Clarifier le champ des formations éligibles
Certaines entreprises souhaitent élargir l’offre éligible au CPF, notamment en intégrant des diplômes universitaires, des formations techniques ou non certifiantes. Le découpage des formations en blocs de compétences est également une demande récurrente pour mieux adapter les parcours aux besoins spécifiques des salariés.
Il convient toutefois de concilier ces attentes avec les finalités du dispositif et les préoccupations des partenaires sociaux, qui veillent à éviter un usage abusif des dotations.
Développer la coconstruction des projets professionnels
Le dialogue entre employeur et salarié est essentiel pour valoriser les dotations volontaires comme un accord gagnant-gagnant.
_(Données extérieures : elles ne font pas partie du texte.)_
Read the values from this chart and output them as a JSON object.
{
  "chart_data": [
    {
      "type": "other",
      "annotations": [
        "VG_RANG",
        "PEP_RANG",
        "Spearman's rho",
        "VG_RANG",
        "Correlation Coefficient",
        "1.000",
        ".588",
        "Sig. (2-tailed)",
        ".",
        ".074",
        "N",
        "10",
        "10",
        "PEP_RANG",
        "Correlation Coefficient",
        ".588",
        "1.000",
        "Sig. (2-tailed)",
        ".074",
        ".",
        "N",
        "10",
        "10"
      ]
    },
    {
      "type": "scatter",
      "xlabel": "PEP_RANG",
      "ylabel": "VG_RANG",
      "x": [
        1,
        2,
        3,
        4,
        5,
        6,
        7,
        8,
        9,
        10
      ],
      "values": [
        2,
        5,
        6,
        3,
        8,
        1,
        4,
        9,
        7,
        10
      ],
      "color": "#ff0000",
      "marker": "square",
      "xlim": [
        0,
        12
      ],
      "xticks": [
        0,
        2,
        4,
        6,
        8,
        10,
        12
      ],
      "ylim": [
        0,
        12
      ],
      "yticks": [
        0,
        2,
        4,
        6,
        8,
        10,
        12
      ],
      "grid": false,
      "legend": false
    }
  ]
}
Les entretiens professionnels doivent intégrer systématiquement la question des dotations, en s’appuyant sur des cadres formalisés et des accords collectifs impliquant les partenaires sociaux.
Enfin, encourager la gestion des emplois et des parcours professionnels (GEPP) et promouvoir conjointement les dotations volontaires avec d’autres dispositifs comme la VAE ou le bilan de compétences peuvent renforcer leur utilisation stratégique.
En bref
Les dotations volontaires sur le CPF représentent un levier intéressant pour cofinancer la formation professionnelle en entreprise, mais leur potentiel reste largement sous-exploité. En combinant une meilleure information, un accompagnement adapté, une clarification des formations éligibles et un dialogue renforcé entre employeurs et salariés, ce dispositif pourrait gagner en attractivité et en efficacité. Pour les entreprises comme pour les salariés, il s’agit d’une opportunité à saisir pour construire des parcours professionnels plus dynamiques et adaptés aux enjeux actuels du marché du travail.